VI. Не выпрашивай любви
4 ноября 2021 г. в 17:24
В день исчезновения Виолетты
Сицилия, особняк Луки Чангретты
Лука вошёл в разрушенный дом, ещё в проходной заметив лежащего охранника, опускаясь к нему и касаясь остывшей кожи, нащупывая сонную артерию. Пульса нет.
Чангретта поджал тонкие губы, проходя дальше.
— Виолетта! — позвал он, смотря вверх, — Виолетта!
Тишина в доме стояла гробовая. И мужчина настороженно прошёл в гостиную, держа в руке заряженный пистолет.
Гостиная была разрушена, изуродована. Все шкафы вскрыты, посуда разбита и всё, что осталось на полу возле стеклянного шкафа — это кровь.
Лука рванул на второй этаж, влетая в комнату сына, плевав на очищенный сейф, опустошенно смотря в пустую кроватку.
— Где ребёнок? Где наш Тео? — кричала миссис Чангретта, влетая в комнату за мужем, — Что ты молчишь?!
Лука был и так на нервах, еле сдерживая злость.
— Заткнись, блять! — рыкнул он девушке в лицо, — Ещё и Виолетта пропала!
Женщина хмыкнула.
— Плевать на твою сестру! Никто её не съест, а вот Тео! Ему еще и месяца нет!
Лука отвесил хлесткую пощёчину жене, и та рухнула, закрыв лицо руками.
— Я еду в Лондон.
Лука миновал гостиную, почти разрушенную, почти разбитую, наблюдая как его люди убирают других людей, с которыми он оставил двух самых важных людей, которые теперь неизвестно где и неизвестно с кем.
***
Сказать, что Лука ненавидел факт того, что младшая Чангретта привлекает внимание мужчин — не сказать ничего. Но больше всего его злило, что она привязала невидимой нитью к себе не какого-нибудь деревенского дурачка, а Алфи Соломонса.
Друг семьи, надёжный (до поры, до времени), расчетливый и умный человек тридцати девяти лет позарился на Виолетту, когда та ещё ходила пешком под стол.
Уже тогда он выделял её среди остальных родственников Луки, боготворил девчонку и чихвостил слуг, если те плохо смотрели за Чангреттой, и та могла разбить коленки, споткнувшись о собственную ножку.
А как он после дул на те самые колени, смазывая осторожно бриллиантовой зеленью, собирая кровь на вату и слушая, как Виолетта плачет и кричит, обвиняя дурацкие сандалии, что подвели её.
— Плохи сандаки! — била она их о край дивана, половину букв проглатывая в силу возраста, пока Алфи обрабатывал содранную кожу и поддакивал.
— Маленькие засранцы! Сжечь их нахер, да! — поддерживал он девочку, тыкая пальцем в обувь, — Гандошки!

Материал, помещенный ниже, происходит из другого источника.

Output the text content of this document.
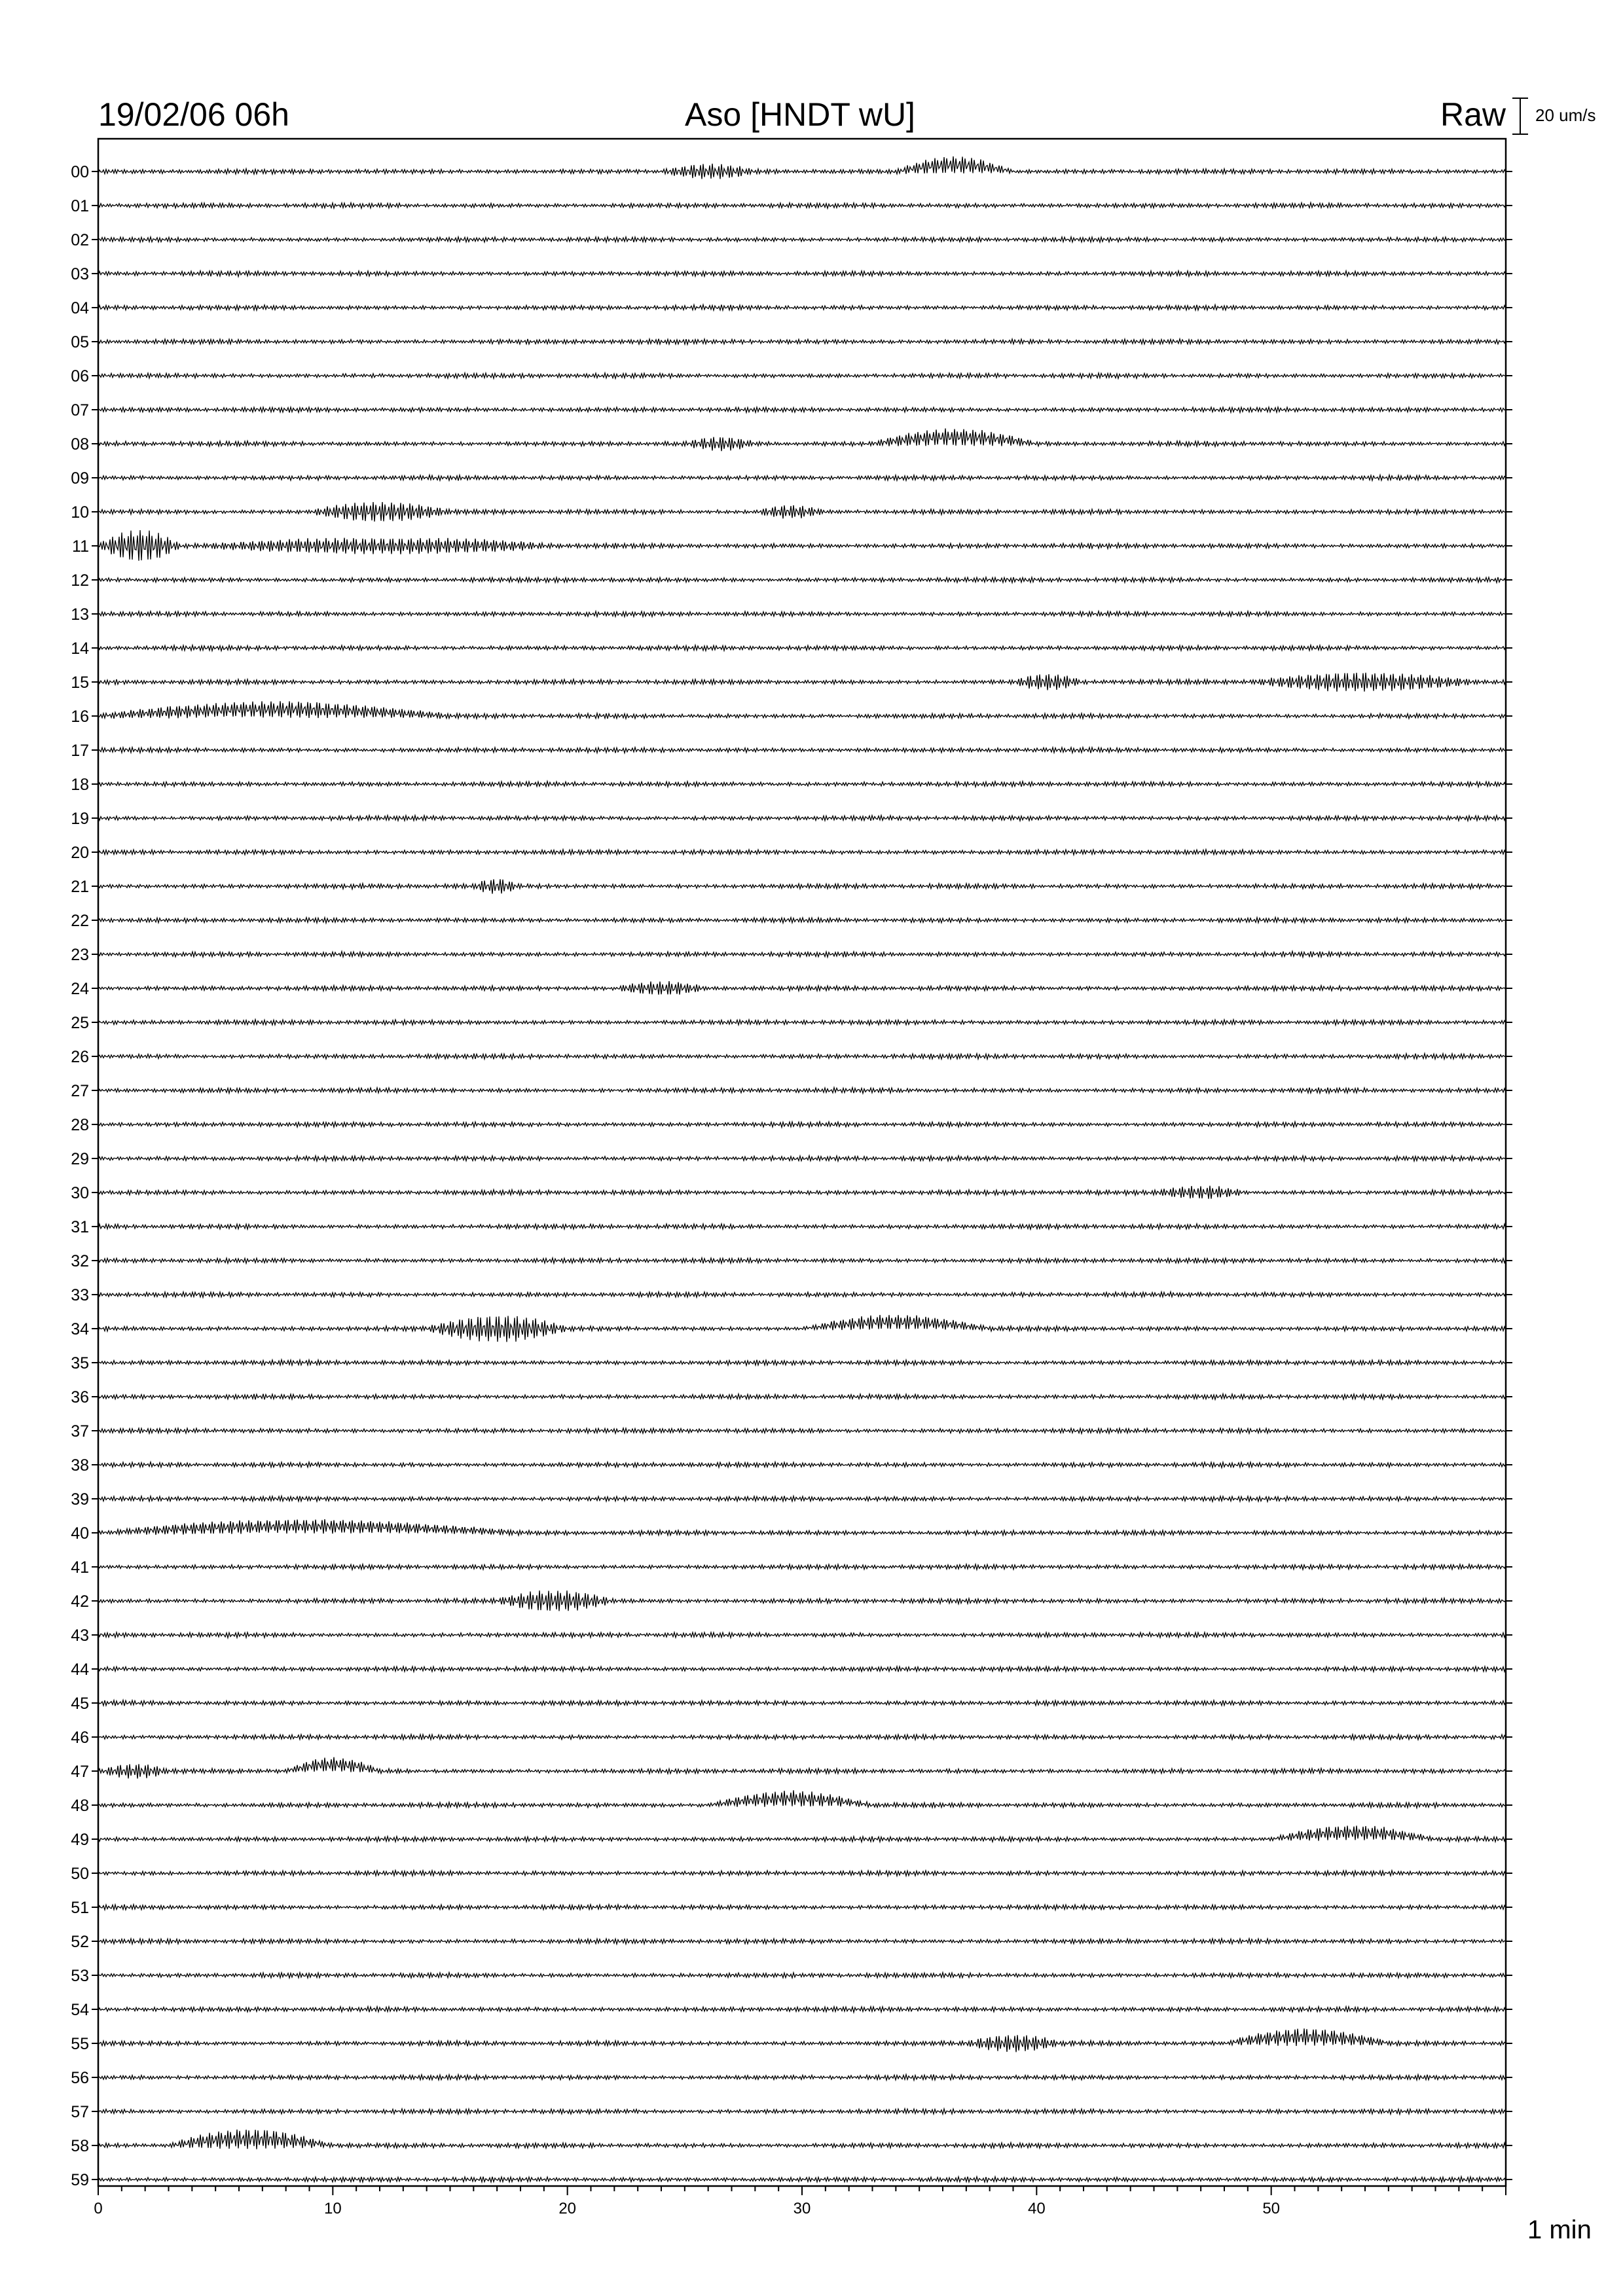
19/02/06 06h	Aso [HNDT wU]	Raw 20 um/s
00
01
02
03
04
05
06
07
08
09
10
11
12
13
14
15
16
17
18
19
20
21
22
23
24
25
26
27
28
29
30
31
32
33
34
35
36
37
38
39
40
41
42
43
44
45
46
47
48
49
50
51
52
53
54
55
56
57
58
59
0	10	20	30	40	50
1 min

После двухлетняя Виолетта твердила только одно слово, заставляя еврея улыбаться и довольно разводить руки на злой взгляд Луки.
— Гадошки! Гадошки! — бегала она по гостиной, распыляясь на новое слово, что засело в голове ребёнка лучше, чем спасибо или любое другое.
— Это моя девочка! — ухмылялся еврей, усаживая на колени чужого ребёнка, что стал родным так быстро.
Виолетта словно приворожила Алфи, и он носился за ней, как хвост. Позволял ей всё: плести ленточки в отросшие пряди, подстригать ему бороду, даже гудеть в клаксон его машины, да так, что вся улица стояла на ушах.
И, может, их дружба бы и продолжалась, если бы не ссора, за ней едва ли не вооружённый конфликт между Лукой и Алфи, когда два друга не поделили власть и столкнулись уже вместе на поле боя, воюя друг против друга. Каждый за свою страну и за политику.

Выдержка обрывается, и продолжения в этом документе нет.